PATTERN Cited by 1 source

Heartbeat-derived IP ownership map¶

Maintain a per-IP list of non-overlapping (workload_id, t_start, t_end) time ranges populated entirely from data-plane heartbeats. Attribution of a flow's remote IP is a time-range lookup keyed on the flow's start timestamp. No event-stream from a control plane is required for the workload-IP axis.

Structure¶

class IPOwnershipMap {
    Map<IPAddr, SortedList<TimeRange>> map;   // in-memory, per-node
    struct TimeRange {
        WorkloadId owner;
        Timestamp t_start;
        Timestamp t_end;    // extended by each heartbeat
    }
}

Invariants:

Ranges per IP are sorted ascending by t_start and non- overlapping (an IP can only belong to one workload at a time).
Every arriving heartbeat either extends the trailing range (same owner) or appends a new range (different owner).

When to use¶

You can observe or produce a steady stream of (resource, owner, t_start, t_end) tuples from the data plane — i.e. every business operation already implies ownership at its moment of capture.
Misattribution is more costly than unattribution.
You want the attribution service to be stateless enough to cold-start without persistent storage.

When not to use¶

Heartbeat frequency is too low to produce useful ownership coverage (e.g. ownership changes faster than heartbeats).
The resource cannot be observed at the endpoint that owns it (e.g. AWS ELBs from outside the ELB layer). For these, keep an event-based fallback.

Canonical example¶

systems/netflix-flowcollector in Netflix's 2025 eBPF flow-log attribution redesign. Every TCP flow close emitted by systems/netflix-flowexporter carries (local_ip, local_workload_id, t_start, t_end) — each such record is simultaneously a business flow log and a heartbeat extending the local IP's current-owner time range in FlowCollector's map.

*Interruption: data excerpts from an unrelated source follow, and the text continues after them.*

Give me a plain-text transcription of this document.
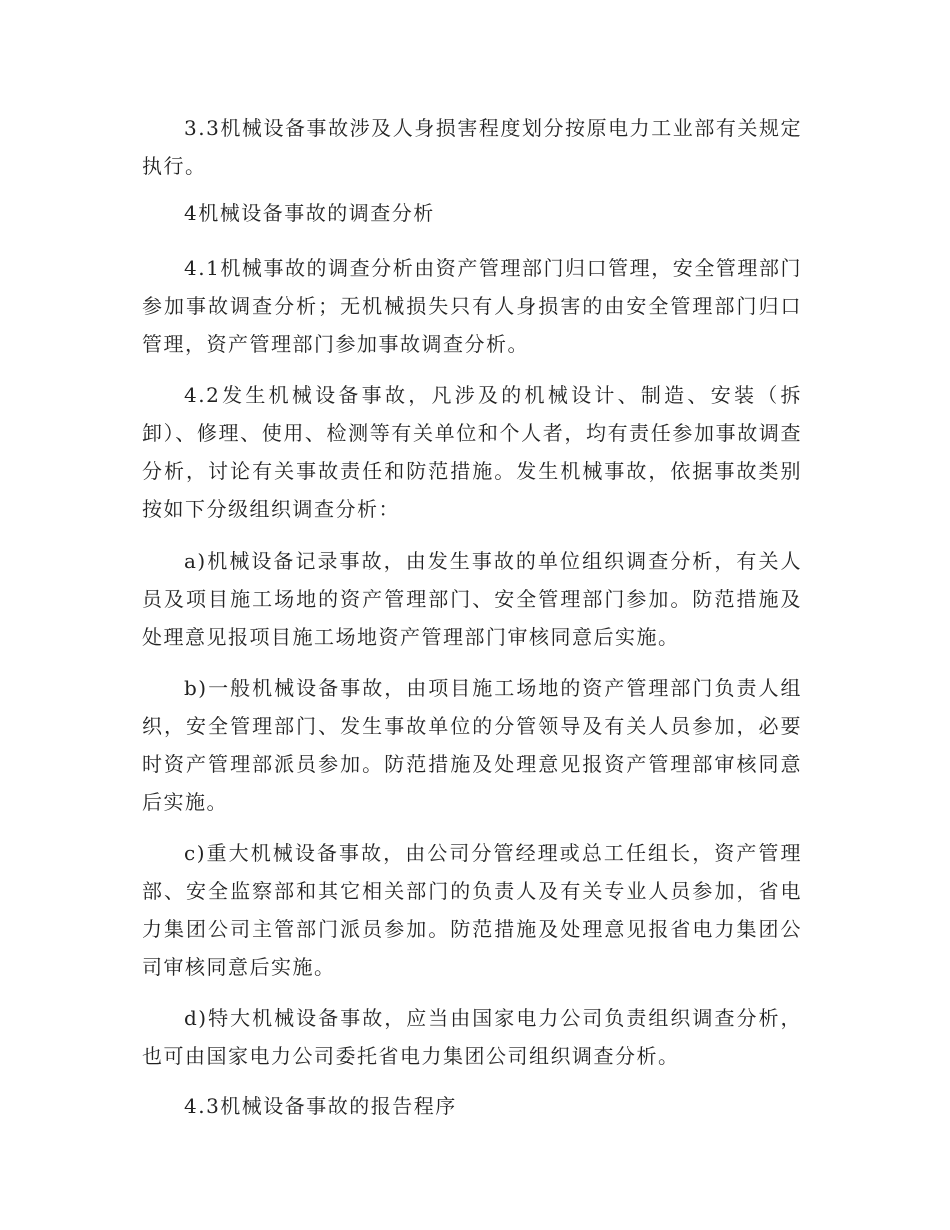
3.3机械设备事故涉及人身损害程度划分按原电力工业部有关规定执行。

4机械设备事故的调查分析

4.1机械事故的调查分析由资产管理部门归口管理，安全管理部门参加事故调查分析；无机械损失只有人身损害的由安全管理部门归口管理，资产管理部门参加事故调查分析。

4.2发生机械设备事故，凡涉及的机械设计、制造、安装（拆卸）、修理、使用、检测等有关单位和个人者，均有责任参加事故调查分析，讨论有关事故责任和防范措施。发生机械事故，依据事故类别按如下分级组织调查分析：

a)机械设备记录事故，由发生事故的单位组织调查分析，有关人员及项目施工场地的资产管理部门、安全管理部门参加。防范措施及处理意见报项目施工场地资产管理部门审核同意后实施。

b)一般机械设备事故，由项目施工场地的资产管理部门负责人组织，安全管理部门、发生事故单位的分管领导及有关人员参加，必要时资产管理部派员参加。防范措施及处理意见报资产管理部审核同意后实施。

c)重大机械设备事故，由公司分管经理或总工任组长，资产管理部、安全监察部和其它相关部门的负责人及有关专业人员参加，省电力集团公司主管部门派员参加。防范措施及处理意见报省电力集团公司审核同意后实施。

d)特大机械设备事故，应当由国家电力公司负责组织调查分析，也可由国家电力公司委托省电力集团公司组织调查分析。

4.3机械设备事故的报告程序
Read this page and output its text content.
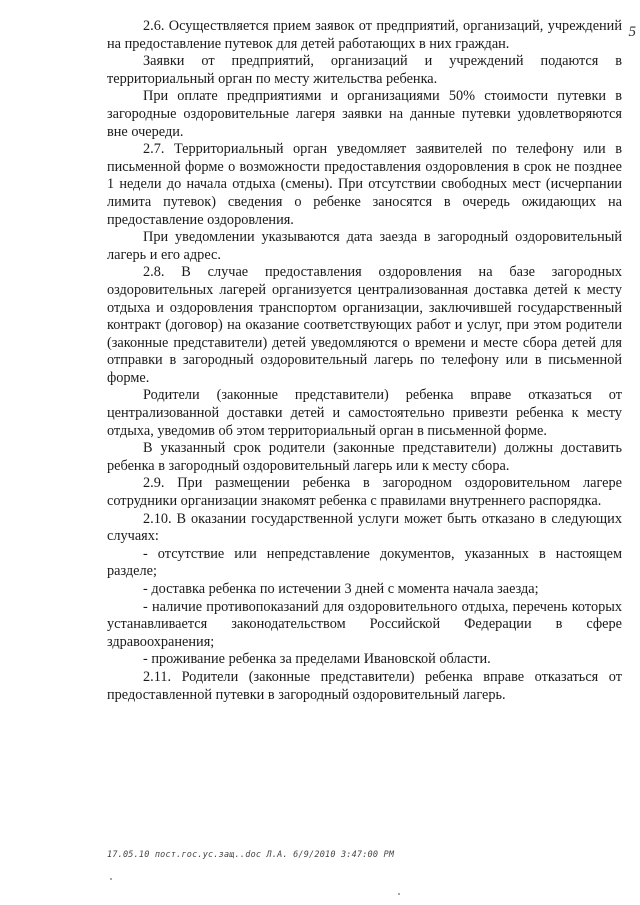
5

2.6. Осуществляется прием заявок от предприятий, организаций, учреждений на предоставление путевок для детей работающих в них граждан.

Заявки от предприятий, организаций и учреждений подаются в территориальный орган по месту жительства ребенка.

При оплате предприятиями и организациями 50% стоимости путевки в загородные оздоровительные лагеря заявки на данные путевки удовлетворяются вне очереди.

2.7. Территориальный орган уведомляет заявителей по телефону или в письменной форме о возможности предоставления оздоровления в срок не позднее 1 недели до начала отдыха (смены). При отсутствии свободных мест (исчерпании лимита путевок) сведения о ребенке заносятся в очередь ожидающих на предоставление оздоровления.

При уведомлении указываются дата заезда в загородный оздоровительный лагерь и его адрес.

2.8. В случае предоставления оздоровления на базе загородных оздоровительных лагерей организуется централизованная доставка детей к месту отдыха и оздоровления транспортом организации, заключившей государственный контракт (договор) на оказание соответствующих работ и услуг, при этом родители (законные представители) детей уведомляются о времени и месте сбора детей для отправки в загородный оздоровительный лагерь по телефону или в письменной форме.

Родители (законные представители) ребенка вправе отказаться от централизованной доставки детей и самостоятельно привезти ребенка к месту отдыха, уведомив об этом территориальный орган в письменной форме.

В указанный срок родители (законные представители) должны доставить ребенка в загородный оздоровительный лагерь или к месту сбора.

2.9. При размещении ребенка в загородном оздоровительном лагере сотрудники организации знакомят ребенка с правилами внутреннего распорядка.

2.10. В оказании государственной услуги может быть отказано в следующих случаях:

- отсутствие или непредставление документов, указанных в настоящем разделе;

- доставка ребенка по истечении 3 дней с момента начала заезда;

- наличие противопоказаний для оздоровительного отдыха, перечень которых устанавливается законодательством Российской Федерации в сфере здравоохранения;

- проживание ребенка за пределами Ивановской области.

2.11. Родители (законные представители) ребенка вправе отказаться от предоставленной путевки в загородный оздоровительный лагерь.

17.05.10 пост.гос.ус.защ..doc Л.А. 6/9/2010 3:47:00 PM
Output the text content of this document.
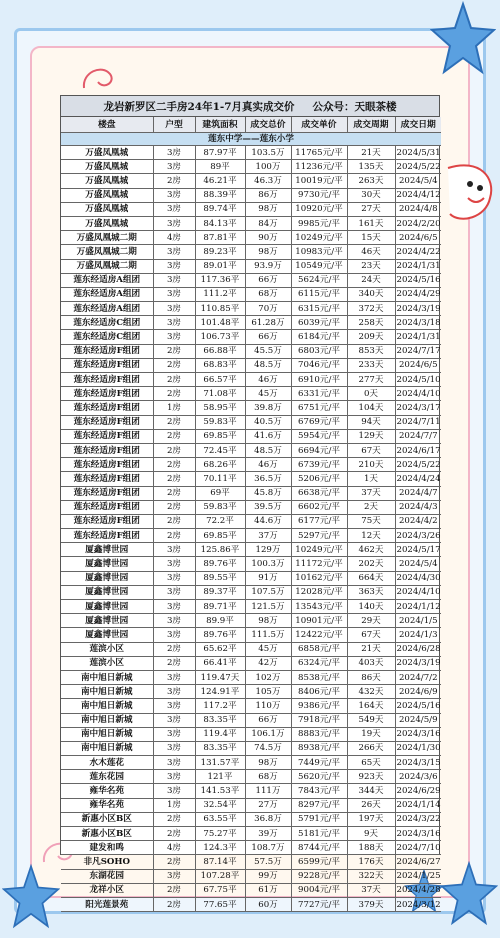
龙岩新罗区二手房24年1-7月真实成交价 公众号：天眼茶楼
楼盘	户型	建筑面积	成交总价	成交单价	成交周期	成交日期
莲东中学——莲东小学						
万盛凤凰城	3房	87.97平	103.5万	11765元/平	21天	2024/5/31
万盛凤凰城	3房	89平	100万	11236元/平	135天	2024/5/22
万盛凤凰城	2房	46.21平	46.3万	10019元/平	263天	2024/5/4
万盛凤凰城	3房	88.39平	86万	9730元/平	30天	2024/4/12
万盛凤凰城	3房	89.74平	98万	10920元/平	27天	2024/4/8
万盛凤凰城	3房	84.13平	84万	9985元/平	161天	2024/2/20
万盛凤凰城二期	4房	87.81平	90万	10249元/平	15天	2024/6/5
万盛凤凰城二期	3房	89.23平	98万	10983元/平	46天	2024/4/22
万盛凤凰城二期	3房	89.01平	93.9万	10549元/平	23天	2024/1/31
莲东经适房A组团	3房	117.36平	66万	5624元/平	24天	2024/5/16
莲东经适房A组团	3房	111.2平	68万	6115元/平	340天	2024/4/29
莲东经适房A组团	3房	110.85平	70万	6315元/平	372天	2024/3/19
莲东经适房C组团	3房	101.48平	61.28万	6039元/平	258天	2024/3/18
莲东经适房C组团	3房	106.73平	66万	6184元/平	209天	2024/1/31
莲东经适房F组团	2房	66.88平	45.5万	6803元/平	853天	2024/7/17
莲东经适房F组团	2房	68.83平	48.5万	7046元/平	233天	2024/6/5
莲东经适房F组团	2房	66.57平	46万	6910元/平	277天	2024/5/10
莲东经适房F组团	2房	71.08平	45万	6331元/平	0天	2024/4/10
莲东经适房F组团	1房	58.95平	39.8万	6751元/平	104天	2024/3/17
莲东经适房F组团	2房	59.83平	40.5万	6769元/平	94天	2024/7/11
莲东经适房F组团	2房	69.85平	41.6万	5954元/平	129天	2024/7/7
莲东经适房F组团	2房	72.45平	48.5万	6694元/平	67天	2024/6/17
莲东经适房F组团	2房	68.26平	46万	6739元/平	210天	2024/5/22
莲东经适房F组团	2房	70.11平	36.5万	5206元/平	1天	2024/4/24
莲东经适房F组团	2房	69平	45.8万	6638元/平	37天	2024/4/7
莲东经适房F组团	2房	59.83平	39.5万	6602元/平	2天	2024/4/3
莲东经适房F组团	2房	72.2平	44.6万	6177元/平	75天	2024/4/2
莲东经适房F组团	2房	69.85平	37万	5297元/平	12天	2024/3/26
厦鑫博世园	3房	125.86平	129万	10249元/平	462天	2024/5/17
厦鑫博世园	3房	89.76平	100.3万	11172元/平	202天	2024/5/4
厦鑫博世园	3房	89.55平	91万	10162元/平	664天	2024/4/30
厦鑫博世园	3房	89.37平	107.5万	12028元/平	363天	2024/4/10
厦鑫博世园	3房	89.71平	121.5万	13543元/平	140天	2024/1/12
厦鑫博世园	3房	89.9平	98万	10901元/平	29天	2024/1/5
厦鑫博世园	3房	89.76平	111.5万	12422元/平	67天	2024/1/3
莲滨小区	2房	65.62平	45万	6858元/平	21天	2024/6/28
莲滨小区	2房	66.41平	42万	6324元/平	403天	2024/3/19
南中旭日新城	3房	119.47天	102万	8538元/平	86天	2024/7/2
南中旭日新城	3房	124.91平	105万	8406元/平	432天	2024/6/9
南中旭日新城	3房	117.2平	110万	9386元/平	164天	2024/5/16
南中旭日新城	3房	83.35平	66万	7918元/平	549天	2024/5/9
南中旭日新城	3房	119.4平	106.1万	8883元/平	19天	2024/3/16
南中旭日新城	3房	83.35平	74.5万	8938元/平	266天	2024/1/30
水木莲花	3房	131.57平	98万	7449元/平	65天	2024/3/15
莲东花园	3房	121平	68万	5620元/平	923天	2024/3/6
雍华名苑	3房	141.53平	111万	7843元/平	344天	2024/6/29
雍华名苑	1房	32.54平	27万	8297元/平	26天	2024/1/14
新惠小区B区	2房	63.55平	36.8万	5791元/平	197天	2024/3/22
新惠小区B区	2房	75.27平	39万	5181元/平	9天	2024/3/16
建发和鸣	4房	124.3平	108.7万	8744元/平	188天	2024/7/10
非凡SOHO	2房	87.14平	57.5万	6599元/平	176天	2024/6/27
东湖花园	3房	107.28平	99万	9228元/平	322天	2024/1/25
龙祥小区	2房	67.75平	61万	9004元/平	37天	2024/4/28
阳光莲景苑	2房	77.65平	60万	7727元/平	379天	2024/3/12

Remote IPs are attributed by looking up their map and picking the time range whose interval contains the flow's t_start. 5M flows/sec processed on 30 c7i.2xlarge instances with no persistent storage; 2-week Zuul validation window showed zero misattribution vs. ~40% under the prior event-based design.

concepts/heartbeat-based-ownership — the underlying data structure + invariants.
concepts/discrete-event-vs-heartbeat-attribution — the structural comparison vs. event-stream attribution.
patterns/sidecar-ebpf-flow-exporter — the producer of heartbeats at the data plane.
patterns/kafka-broadcast-for-shared-state — how nodes share their per-IP time ranges cluster-wide.
patterns/accept-unattributed-flows — the design posture that makes the correctness-over-coverage tradeoff explicit.

Trade-offs¶

Latency: attribution cannot happen until heartbeats covering the lookup window have arrived. Netflix buffers flows for 1 minute on disk to wait for the remote FlowExporter's next batch; the pre-redesign discrete-event system had a 15-minute holdback.
Coverage gaps: an IP's very first flow heartbeat is unattributed on the receiving node until a peer broadcasts a time range that covers it. Netflix retries after a delay and gives up.
Cost: in-memory state scales linearly with active IPs × recent time window; Netflix processes 5M flows/sec on 30 c7i.2xlarge.
Cold start: disposable — new node rebuilds its map from incoming flows + Kafka-broadcast backlog within minutes.

Seen in¶

sources/2025-04-08-netflix-how-netflix-accurately-attributes-ebpf-flow-logs — canonical wiki instance; the headline architectural move of the post.